Weighted $L^2$ space where $\int_{\mathbb{R}^n}\langle x\rangle ^\delta |u|^2\, dx<\infty $, and the Laplacian

Question

Let $\Delta$ denote the Laplacian on $\mathbb{R}^n,$ and define the weighted $L^2$ space $$L^{2,\delta}=\left\lbrace u:\mathbb{R}^n\rightarrow\mathbb{C}: \int\limits_{\mathbb{R}^n}\langle x\rangle ^\delta |u|^2\, dx<\infty\right\rbrace,$$ where $\langle x\rangle=(1+|x|^2)^{1/2}.$ In some sense, they're sort of like Sobolev spaces, but they explicitly track spatial growth/decay instead of frequency growth/decay. I am wondering about mapping properties $\Delta:L^{2,\delta_1}\rightarrow L^{2,\delta_2}.$ My guess is that for any $\delta,$ $\Delta:L^{2,\delta}\rightarrow L^{2,\delta+2}.$ This guess is due to the fact that the Laplacian is a second order elliptic operator, so it satisfies elliptic regularity hypotheses, but one would replace the regularity changes with the analogous weightings. However, I have not been able to show it.
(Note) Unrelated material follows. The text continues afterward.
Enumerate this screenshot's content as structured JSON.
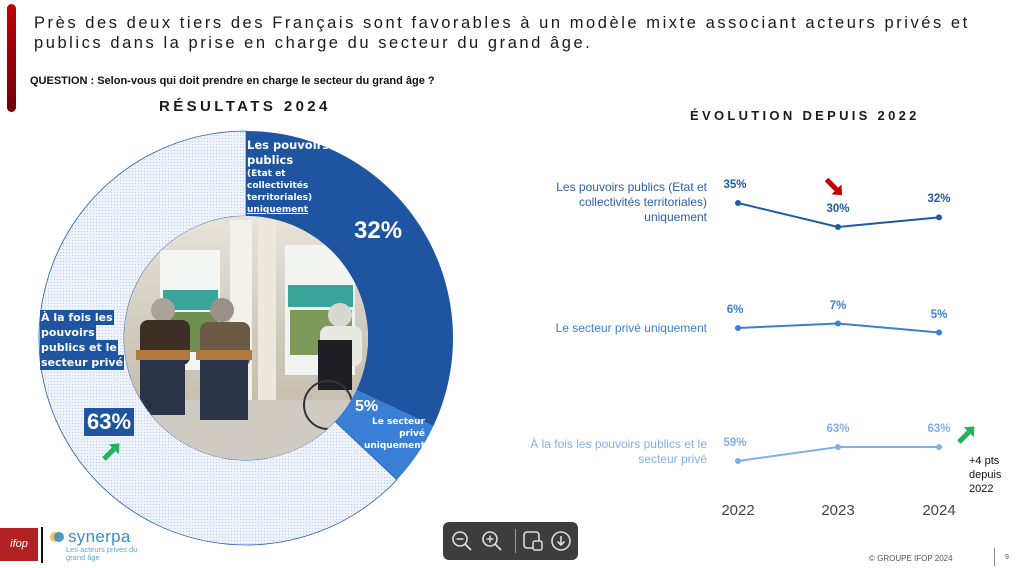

My intuition is that one can utilize some argument rooted in combining elliptic regularity with the asymptotics of the fundamental solution of Poisson's equation, but I have not made much progress on that end.

Answer 1

As in the comments, the "only natural" definition of $\Delta f$ for some continuous functions takes you out of the class of functions; e.g. $\frac{d^2}{dx^2}\max(x,0)= \delta_0$.
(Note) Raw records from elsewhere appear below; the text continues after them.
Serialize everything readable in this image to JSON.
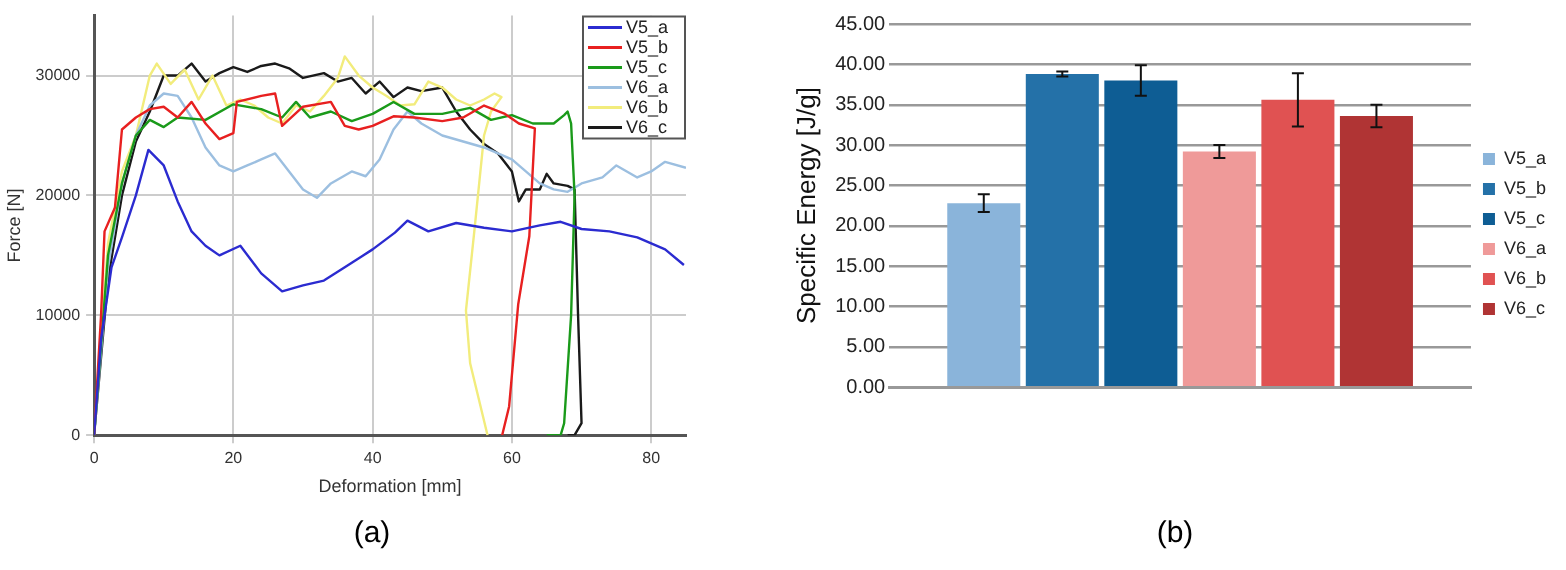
{
  "chart_data": [
    {
      "type": "line",
      "xlabel": "Deformation [mm]",
      "ylabel": "Force [N]",
      "xlim": [
        0,
        85
      ],
      "xticks": [
        0,
        20,
        40,
        60,
        80
      ],
      "ylim": [
        0,
        35000
      ],
      "yticks": [
        0,
        10000,
        20000,
        30000
      ],
      "grid": true,
      "legend": "top right",
      "marker": "none",
      "annotations": [
        "(a)"
      ],
      "series": [
        {
          "name": "V5_a",
          "color": "#2b2bd0",
          "x": [
            0,
            1,
            2.5,
            4,
            6,
            7.8,
            10,
            12,
            14,
            16,
            18,
            21,
            24,
            27,
            30,
            33,
            36,
            40,
            43.2,
            45,
            48,
            52,
            56,
            60,
            64,
            67,
            70,
            74,
            78,
            82,
            84.7
          ],
          "values": [
            0,
            8000,
            14000,
            16500,
            20000,
            23800,
            22500,
            19500,
            17000,
            15800,
            15000,
            15800,
            13500,
            12000,
            12500,
            12900,
            14000,
            15500,
            16900,
            17900,
            17000,
            17700,
            17300,
            17000,
            17500,
            17800,
            17200,
            17000,
            16500,
            15500,
            14200
          ]
        },
        {
          "name": "V5_b",
          "color": "#e82020",
          "x": [
            0,
            1,
            1.5,
            3,
            4,
            6,
            8,
            10,
            12,
            14,
            16,
            18,
            20,
            20.5,
            24,
            26,
            27,
            30,
            34,
            36,
            38,
            40,
            43,
            46,
            50,
            53,
            56,
            59,
            61,
            63.3,
            62.5,
            60.9,
            59.6,
            58.6
          ],
          "values": [
            0,
            10000,
            17000,
            19000,
            25500,
            26500,
            27200,
            27400,
            26500,
            27800,
            26000,
            24700,
            25200,
            27800,
            28300,
            28500,
            25800,
            27400,
            27800,
            25800,
            25500,
            25800,
            26600,
            26500,
            26200,
            26500,
            27500,
            26800,
            26000,
            25600,
            16600,
            10900,
            2400,
            0
          ]
        },
        {
          "name": "V5_c",
          "color": "#1a9a1a",
          "x": [
            0,
            2,
            4,
            6,
            8,
            10,
            12,
            16,
            20,
            24,
            27,
            29,
            31,
            34,
            37,
            40,
            43,
            46,
            50,
            54,
            57,
            60,
            63,
            66,
            67.5,
            68,
            68.5,
            69,
            68.5,
            67.5,
            67,
            65
          ],
          "values": [
            0,
            15000,
            21000,
            25000,
            26300,
            25700,
            26500,
            26300,
            27600,
            27200,
            26500,
            27800,
            26500,
            27000,
            26200,
            26800,
            27800,
            26800,
            26800,
            27300,
            26300,
            26700,
            26000,
            26000,
            26700,
            27000,
            26000,
            20000,
            10000,
            1000,
            0,
            0
          ]
        },
        {
          "name": "V6_a",
          "color": "#9cbfe0",
          "x": [
            0,
            2,
            4,
            6,
            8,
            10,
            12,
            14,
            16,
            18,
            20,
            22,
            24,
            26,
            28,
            30,
            32,
            34,
            37,
            39,
            41,
            43,
            45,
            47,
            50,
            53,
            56,
            58,
            60,
            62,
            64,
            66,
            68,
            70,
            73,
            75,
            78,
            80,
            82,
            85
          ],
          "values": [
            0,
            14000,
            21000,
            25000,
            27500,
            28500,
            28300,
            26500,
            24000,
            22500,
            22000,
            22500,
            23000,
            23500,
            22000,
            20500,
            19800,
            21000,
            22000,
            21600,
            23000,
            25500,
            27000,
            26000,
            25000,
            24500,
            24000,
            23500,
            23000,
            22000,
            21000,
            20500,
            20300,
            21000,
            21500,
            22500,
            21500,
            22000,
            22800,
            22300
          ]
        },
        {
          "name": "V6_b",
          "color": "#f2ec7c",
          "x": [
            0,
            2,
            4,
            6,
            8,
            9,
            11,
            13,
            15,
            17,
            19,
            21,
            23,
            25,
            27,
            29,
            31,
            33,
            35,
            36,
            38,
            40,
            42,
            44,
            46,
            48,
            50,
            52,
            54,
            56,
            57.5,
            58.5,
            57,
            56,
            54.6,
            53.4,
            54,
            55,
            56.5
          ],
          "values": [
            0,
            16000,
            22000,
            25000,
            30000,
            31000,
            29300,
            30500,
            28000,
            30000,
            27500,
            28000,
            27500,
            26500,
            26000,
            27500,
            27000,
            28300,
            29800,
            31600,
            30000,
            29000,
            28300,
            27500,
            27600,
            29500,
            29000,
            28000,
            27500,
            28000,
            28500,
            28200,
            27000,
            25000,
            17000,
            10400,
            6000,
            3600,
            0
          ]
        },
        {
          "name": "V6_c",
          "color": "#1a1a1a",
          "x": [
            0,
            2,
            4,
            6,
            8,
            10,
            12,
            14,
            16,
            18,
            20,
            22,
            24,
            26,
            28,
            30,
            33,
            35,
            37,
            39,
            41,
            43,
            45,
            47,
            50,
            52,
            54,
            56,
            58,
            60,
            61,
            62,
            64,
            65,
            66,
            68,
            69,
            69.5,
            70,
            69,
            68
          ],
          "values": [
            0,
            13000,
            20000,
            24500,
            27000,
            30000,
            30000,
            31000,
            29500,
            30200,
            30700,
            30300,
            30800,
            31000,
            30600,
            29800,
            30200,
            29500,
            29800,
            28500,
            29500,
            28200,
            29000,
            28700,
            29000,
            27000,
            25500,
            24300,
            23500,
            22000,
            19500,
            20500,
            20500,
            21800,
            21000,
            20800,
            20500,
            10000,
            1000,
            0,
            0
          ]
        }
      ]
    },
    {
      "type": "bar",
      "ylabel": "Specific Energy [J/g]",
      "categories": [
        null
      ],
      "ylim": [
        0,
        45
      ],
      "yticks": [
        {
          "value": 0,
          "label": "0.00"
        },
        {
          "value": 5,
          "label": "5.00"
        },
        {
          "value": 10,
          "label": "10.00"
        },
        {
          "value": 15,
          "label": "15.00"
        },
        {
          "value": 20,
          "label": "20.00"
        },
        {
          "value": 25,
          "label": "25.00"
        },
        {
          "value": 30,
          "label": "30.00"
        },
        {
          "value": 35,
          "label": "35.00"
        },
        {
          "value": 40,
          "label": "40.00"
        },
        {
          "value": 45,
          "label": "45.00"
        }
      ],
      "grid": "y",
      "legend": "right",
      "annotations": [
        "(b)"
      ],
      "series": [
        {
          "name": "V5_a",
          "color": "#8ab4da",
          "values": [
            22.8
          ],
          "errors": [
            1.1
          ]
        },
        {
          "name": "V5_b",
          "color": "#2471a8",
          "values": [
            38.8
          ],
          "errors": [
            0.3
          ]
        },
        {
          "name": "V5_c",
          "color": "#0e5d94",
          "values": [
            38.0
          ],
          "errors": [
            1.9
          ]
        },
        {
          "name": "V6_a",
          "color": "#ef9a99",
          "values": [
            29.2
          ],
          "errors": [
            0.8
          ]
        },
        {
          "name": "V6_b",
          "color": "#e05252",
          "values": [
            35.6
          ],
          "errors": [
            3.3
          ]
        },
        {
          "name": "V6_c",
          "color": "#b03434",
          "values": [
            33.6
          ],
          "errors": [
            1.4
          ]
        }
      ]
    }
  ]
}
Even if you assume that $\Delta f$ is a function, you have to deal with large oscillations, and/or the fact that you are not controlling spatial growth at small scales (really, another manifestation of large frequencies).

Example due to no spatial control: well known fact- $f(x) =\frac1{|x|^{1/4}\langle x\rangle^{100}} \in L^2(\mathbb R) = L^{2,0}(\mathbb R)$. Differentiate twice and the singularity at zero is now $\sim \frac1{|x|^{2+1/4}}$ which is not in any $L^{2,\delta}$, $\delta\in\mathbb R$.

Smooth example due to no frequency control: $f(x) = \sin( e^{x})\in C^\infty\cap L^\infty \subset L^{2,-2}(\mathbb R)$, with $$ \sin(e^x)''=e^x\Big(\cos(e^x) -e^x \sin(e^x)\Big)$$ and when $|\sin(e^x)| > 1/2$, $|\cos(e^x)|<1/2$, so $$ |\sin(e^x)''|^2 \ge e^{2x}\left(e^{x}|\sin(e^x)|-\frac12\right)^2$$ Further restricting to e.g. $x>10$, $$e^x|\sin e^x|-\frac12>e^{x/2}2 |\sin e^x|-\frac12 > e^{x/2}-1 > 1$$

Since $$|\sin(e^x)| > 1/2 \iff e^x \in \left(\frac\pi6 + 2\pi n,\ \frac{5\pi}6+2\pi n\right),\ n\ge 0 \\ \iff x \in \left(\log\Big(\frac\pi6 + 2\pi n\Big),\ \log\Big(\frac{5\pi}6+2\pi n\Big)\right),\ n\ge 0.$$ Each $n$th interval is a region of size (mean value theorem) $$ \log\Big(\frac{5\pi}6+2\pi n\Big) - \log\Big(\frac\pi6 + 2\pi n\Big) \ge \frac{2\pi}3 \frac1{\frac{5\pi}6+2\pi n}\ge \frac1{1000n}$$ on which $$ \langle x\rangle^{\delta}|\sin(e^x)''|^2 \ge \langle \log(\frac\pi6+2\pi n)\rangle^\delta e^{2\log(\frac\pi6+2\pi n)}\ge C_\delta \langle \log n \rangle^\delta n^2$$ It easily follows $\sin(e^x)'' \notin L^{2,\delta}$ for any $\delta\in\mathbb R$.